Société

Migration des jeunes Burundais vers la Tanzanie : A leurs risques et périls

A la quête d’une vie meilleure, les jeunes des provinces de Ngozi et Kayanza migrent en bonne quantité vers les pays étrangers dont la Tanzanie. Une aventure qui tourne mal dans la plupart des cas, mais qui ne manque jamais de candidats. Au banc des accusés : La pauvreté. Serait-elle l’unique cause de cette migration des jeunes vers les pays limitrophes ? Pourquoi les initiatives du gouvernement pour l’autonomisation des jeunes ne parviennent pas à les retenir ? Reportage.

Vianney Ndikumana est secrétaire Permanant dans la province de Kayanza : « Il faut qu’il y ait des accords d’échanges de main d’œuvre entre le Burundi et la Tanzanie comme cela a été le cas pour l’Arabie saoudite ».

 Vianney Ndikumana est secrétaire Permanant dans la province de Kayanza : « Il faut qu’il y ait des accords d’échanges de main d’œuvre entre le Burundi et la Tanzanie comme cela a été le cas pour l’Arabie saoudite.« L’herbe est toujours plus verte dans le pré du voisin », a dit un sage. Dans l’espoir de trouver une vie meilleure, les chiffres des jeunes des différentes provinces qui migrent vers les pays voisins à la quête de l’emploi se multiplient du jour au lendemain. Ce phénomène n’épargne pas les jeunes des provinces de Ngozi et Kayanza.

Nous sommes sur la colline Kinyinya de la commune et province de Ngozi. Une dizaine de jeunes vient à notre rencontre. Parmi eux, plus de la moitié ont été en Tanzanie au moins une fois à la recherche de l’emploi. Léonard Bucumi ,31 ans, est l’un d’entre eux. Il y est allé pour la première fois à l’âge de 25 ans. Comme il le témoigne, avant de se rendre en Tanzanie, il vivait dans une pauvreté extrême. C’est ainsi qu’un ami lui a parlé du bien fondé d’aller chercher de l’emploi en Tanzanie. Un conseil qu’il a accepté les yeux fermés sans toutefois s’attarder sur le prix à payer. La plupart de ces jeunes partent en groupes. Pour eux, les papiers administratifs importent peu. Sur des vélos, les cœurs remplis d’espoir, leur préoccupation n’est que celle de rejoindre cet eldorado pour jeunes de cette région. De leur colline natale, ils empruntent la route menant vers Gitega pour passer à Rutana et enfin arriver à la rivière Malagarazi, frontière du Burundi et de la Tanzanie. Un trajet de plus de 200 km.

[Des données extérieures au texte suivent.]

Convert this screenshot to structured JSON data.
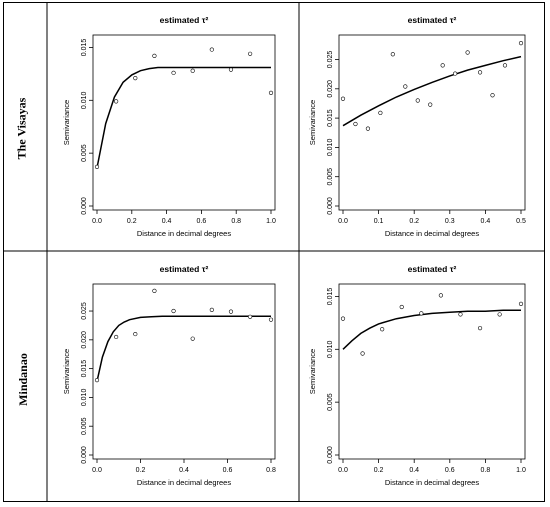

Toute cette peine pour rentrer bredouille

Comme le raconte notre interlocuteur, l’espoir de pouvoir gagner enfin un peu de sou surpasse la fatigue connue dans ce long parcours. Après deux jours de trajet, il arrive enfin en Tanzanie, la terre promise. Rien d’inquiétant. Tout est préparé à l’avance. Un emploi, une hutte dans les forêts près des champs là où ils vont séjourner, de la nourriture, la totale. Il va travailler dans les champs. Comme il le témoigne, dans les travaux champêtres, les Burundais sont les préférés aux Tanzaniens, car ils se débrouillent très bien. Selon lui, c’est un travail pénible, mais plus rémunérant comparativement au Burundi. Il gagnait par jour l’équivalent de 6000 FBu en Tanzanie alors qu’au Burundi, il ne gagnait que 2500 FBu par jour pour le même travail. Il a exercé ce métier pendant cinq mois avant de décider de rentrer au Burundi.  De l’argent tiré de ce pénible travail, il a pu se procurer un vélo et épargner une somme de 500 mille shillings. Une fortune par laquelle il espérait réaliser mille et un projets. Si au moins il avait une idée de ce qui l’attendait sur le chemin du retour. Sur la frontière, il s’est vu dérobé tout ce qu’il avait sur lui par des cambrioleurs. C’est ainsi qu’il est rentré bredouille dans sa famille.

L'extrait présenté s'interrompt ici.